Ingredients for Ratatouille Lasagne   (Click here for measurement conversion)

2 Tablespoon Olive Oil, good quality

1 cup Diced Zucchini Squash

1/2 cup Yellow summer Squash, sliced

1 cup Sliced brown Mushrooms

1 cup Diced Green Pepper

1 cup Diced Red Bell Pepper

1 cup Eggplant with skin, diced

1 cup Diced Onion

4 Garlic Cloves, minced fine

1 Can chopped Tomatoes, drained very well

2 Tablespoon Chopped fresh Basil

1/4 teaspoon Dried Oregano, crushed with fingers

1/4 teaspoon Italian Herb Seasoning

4 Tablespoon Italian flat leaf Parsley, minced

1/4 teaspoon Black Pepper

1/4 cup Red Wine, good quality


FILLING

1 1/2 cup Part skim Ricotta Cheese

3/4 oz Parmesan Cheese, grated

Egg

12 Lasagne Noodles cooked and drained

3 cup Marinara Sauce, homemade

1/2 cup Mozzarella Cheese, diced

Bechamel Sauce

Method for making Ratatouille Lasagne

Preheat oven to 350 degrees F. To prepare ratatouille, in 5 quart dutch oven, heat oil.

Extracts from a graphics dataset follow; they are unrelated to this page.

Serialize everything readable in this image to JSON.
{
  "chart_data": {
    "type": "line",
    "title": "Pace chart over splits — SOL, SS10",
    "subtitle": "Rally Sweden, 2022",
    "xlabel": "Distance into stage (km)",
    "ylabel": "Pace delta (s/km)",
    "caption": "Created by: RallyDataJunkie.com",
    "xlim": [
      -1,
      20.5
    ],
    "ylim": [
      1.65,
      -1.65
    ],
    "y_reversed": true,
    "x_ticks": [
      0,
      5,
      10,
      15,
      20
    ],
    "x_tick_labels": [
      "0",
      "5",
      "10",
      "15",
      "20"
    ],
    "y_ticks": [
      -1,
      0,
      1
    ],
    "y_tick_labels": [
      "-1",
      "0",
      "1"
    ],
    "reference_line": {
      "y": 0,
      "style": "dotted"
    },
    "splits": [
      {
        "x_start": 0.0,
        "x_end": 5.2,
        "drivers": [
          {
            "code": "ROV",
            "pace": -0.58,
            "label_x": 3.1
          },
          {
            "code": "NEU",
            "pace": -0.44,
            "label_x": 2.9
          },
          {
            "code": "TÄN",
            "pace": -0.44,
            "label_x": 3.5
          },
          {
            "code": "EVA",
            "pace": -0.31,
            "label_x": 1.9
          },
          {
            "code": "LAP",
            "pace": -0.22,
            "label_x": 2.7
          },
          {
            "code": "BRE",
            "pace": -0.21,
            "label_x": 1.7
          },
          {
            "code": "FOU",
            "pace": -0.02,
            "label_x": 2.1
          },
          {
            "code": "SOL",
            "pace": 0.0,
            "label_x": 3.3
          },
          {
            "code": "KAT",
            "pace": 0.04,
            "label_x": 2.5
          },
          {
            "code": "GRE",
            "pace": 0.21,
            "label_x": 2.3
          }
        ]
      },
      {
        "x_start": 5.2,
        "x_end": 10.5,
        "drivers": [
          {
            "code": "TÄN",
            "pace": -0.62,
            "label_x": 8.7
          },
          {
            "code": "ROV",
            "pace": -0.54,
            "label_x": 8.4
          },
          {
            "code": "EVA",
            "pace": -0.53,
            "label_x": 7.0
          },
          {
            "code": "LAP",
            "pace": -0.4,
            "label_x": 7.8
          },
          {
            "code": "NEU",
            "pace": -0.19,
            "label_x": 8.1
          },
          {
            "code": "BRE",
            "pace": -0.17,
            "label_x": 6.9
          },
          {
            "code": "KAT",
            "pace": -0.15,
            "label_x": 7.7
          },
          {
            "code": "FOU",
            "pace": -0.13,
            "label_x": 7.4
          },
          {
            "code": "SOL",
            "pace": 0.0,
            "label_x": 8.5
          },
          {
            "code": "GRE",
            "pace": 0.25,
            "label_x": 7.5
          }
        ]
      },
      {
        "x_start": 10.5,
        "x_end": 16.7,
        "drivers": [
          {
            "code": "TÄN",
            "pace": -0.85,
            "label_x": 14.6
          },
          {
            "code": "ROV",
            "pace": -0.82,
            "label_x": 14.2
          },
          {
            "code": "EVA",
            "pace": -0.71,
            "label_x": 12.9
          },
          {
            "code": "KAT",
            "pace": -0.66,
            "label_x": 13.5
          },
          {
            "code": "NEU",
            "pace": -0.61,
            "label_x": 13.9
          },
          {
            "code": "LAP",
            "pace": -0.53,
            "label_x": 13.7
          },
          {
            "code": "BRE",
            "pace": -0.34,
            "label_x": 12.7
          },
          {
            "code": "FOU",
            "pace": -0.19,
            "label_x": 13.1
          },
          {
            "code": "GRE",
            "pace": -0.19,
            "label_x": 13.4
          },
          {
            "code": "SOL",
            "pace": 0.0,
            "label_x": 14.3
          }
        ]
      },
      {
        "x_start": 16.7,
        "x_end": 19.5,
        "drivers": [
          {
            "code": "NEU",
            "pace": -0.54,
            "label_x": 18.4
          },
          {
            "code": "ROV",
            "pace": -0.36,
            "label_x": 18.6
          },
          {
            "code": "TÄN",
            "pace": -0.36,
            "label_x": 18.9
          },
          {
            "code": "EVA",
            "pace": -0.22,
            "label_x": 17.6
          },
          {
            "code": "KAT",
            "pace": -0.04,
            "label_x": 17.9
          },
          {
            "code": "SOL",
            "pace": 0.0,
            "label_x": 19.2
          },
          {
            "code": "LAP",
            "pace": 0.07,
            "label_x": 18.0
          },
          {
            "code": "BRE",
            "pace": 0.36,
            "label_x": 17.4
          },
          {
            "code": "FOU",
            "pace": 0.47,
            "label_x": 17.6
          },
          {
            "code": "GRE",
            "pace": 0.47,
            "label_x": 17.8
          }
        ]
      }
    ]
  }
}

Add onions and garlic. Stir for a minute or two, add zucchini, yellow squash, mushrooms, eggplant and cook for 5-6 minutes. Keep stirring to prevent sticking. Stir in drained tomatoes, and seasonings. Add wine. Bring to boil. Reduce heat to low, cover and simmer about 10 minutes. Spray an 12 x 8 inch lasagne size pan with nonstick cooking spray. Prepare filling:- In medium bowl, combine ricotta cheese, parmesan cheese and egg. Blend well. Put a thin layer of marinara sauce in bottom of pan. Put 6 lasagne noodles on top of sauce. Layer with half the cheese mixture, half the ratatouille and the remaining cheese mixture. Cover with remaining 6 noodles. Add a very thin layer of marinara sauce. Sprinkle with mozzarella. Pour prepared Bechamel sauce over top. Cover with foil and bake 45 minutes or until bubbly. Remove foil and let brown about 4-5 minutes. Serve with grated Parmesan cheese.